Magnets and Magnetic Materials

Permanent magnets are essential to the clean energy transition — electric vehicle motors, wind turbine generators, and industrial drives all depend on high-performance magnets. The dominant materials, NdFeB and SmCo, deliver exceptional energy products but rely on rare-earth elements subject to supply chain concentration, price volatility, and geopolitical risk. Developing rare-earth-free or rare-earth-reduced magnets with competitive performance is one of the most critical materials challenges of the decade. The design space for new magnetic phases is enormous — combinations of transition metals, metalloids, and light elements in various crystal structures create billions of potential candidates — but the physics linking composition and structure to magnetic performance involves complex exchange interactions, magnetocrystalline anisotropy, and domain structure that resist simple screening rules.

Existing approaches to magnet discovery rely on DFT calculation of magnetic moments and anisotropy energies for proposed crystal structures, combinatorial thin-film synthesis of limited composition ranges, or ML models trained on magnetic property databases.
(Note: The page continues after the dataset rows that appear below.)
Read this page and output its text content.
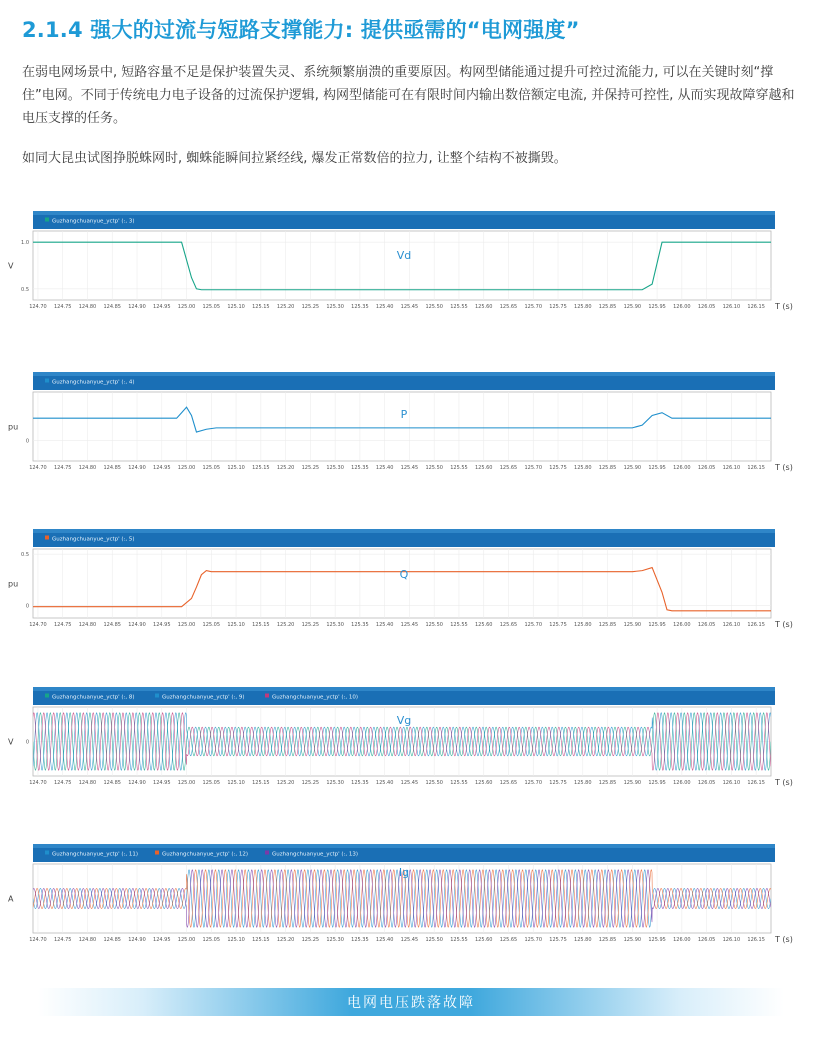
2.1.4 强大的过流与短路支撑能力: 提供亟需的“电网强度”

在弱电网场景中, 短路容量不足是保护装置失灵、系统频繁崩溃的重要原因。构网型储能通过提升可控过流能力, 可以在关键时刻“撑住”电网。不同于传统电力电子设备的过流保护逻辑, 构网型储能可在有限时间内输出数倍额定电流, 并保持可控性, 从而实现故障穿越和电压支撑的任务。

如同大昆虫试图挣脱蛛网时, 蜘蛛能瞬间拉紧经线, 爆发正常数倍的拉力, 让整个结构不被撕毁。

Guzhangchuanyue_yctp' (:, 3)
124.70 124.75 124.80 124.85 124.90 124.95 125.00 125.05 125.10 125.15 125.20 125.25 125.30 125.35 125.40 125.45 125.50 125.55 125.60 125.65 125.70 125.75 125.80 125.85 125.90 125.95 126.00 126.05 126.10 126.15
1.0
0.5
V
T (s)
Vd
Guzhangchuanyue_yctp' (:, 4)
124.70 124.75 124.80 124.85 124.90 124.95 125.00 125.05 125.10 125.15 125.20 125.25 125.30 125.35 125.40 125.45 125.50 125.55 125.60 125.65 125.70 125.75 125.80 125.85 125.90 125.95 126.00 126.05 126.10 126.15
0
pu
T (s)
P
Guzhangchuanyue_yctp' (:, 5)
124.70 124.75 124.80 124.85 124.90 124.95 125.00 125.05 125.10 125.15 125.20 125.25 125.30 125.35 125.40 125.45 125.50 125.55 125.60 125.65 125.70 125.75 125.80 125.85 125.90 125.95 126.00 126.05 126.10 126.15
0.5
0
pu
T (s)
Q
Guzhangchuanyue_yctp' (:, 8)	Guzhangchuanyue_yctp' (:, 9)	Guzhangchuanyue_yctp' (:, 10)
124.70 124.75 124.80 124.85 124.90 124.95 125.00 125.05 125.10 125.15 125.20 125.25 125.30 125.35 125.40 125.45 125.50 125.55 125.60 125.65 125.70 125.75 125.80 125.85 125.90 125.95 126.00 126.05 126.10 126.15
0
V
T (s)
Vg
Guzhangchuanyue_yctp' (:, 11)	Guzhangchuanyue_yctp' (:, 12)	Guzhangchuanyue_yctp' (:, 13)
124.70 124.75 124.80 124.85 124.90 124.95 125.00 125.05 125.10 125.15 125.20 125.25 125.30 125.35 125.40 125.45 125.50 125.55 125.60 125.65 125.70 125.75 125.80 125.85 125.90 125.95 126.00 126.05 126.10 126.15
A
T (s)
Ig
电网电压跌落故障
DFT calculations are accurate but computationally expensive and evaluate only the structures someone has already proposed. Combinatorial synthesis covers narrow compositional windows and produces thin-film samples whose magnetic properties may not translate to bulk magnets. ML models interpolate well within known magnetic compound families but lack the physical constraints to generate structurally valid candidates in novel chemical spaces — they may predict high magnetic moments for compositions that cannot form stable crystal structures.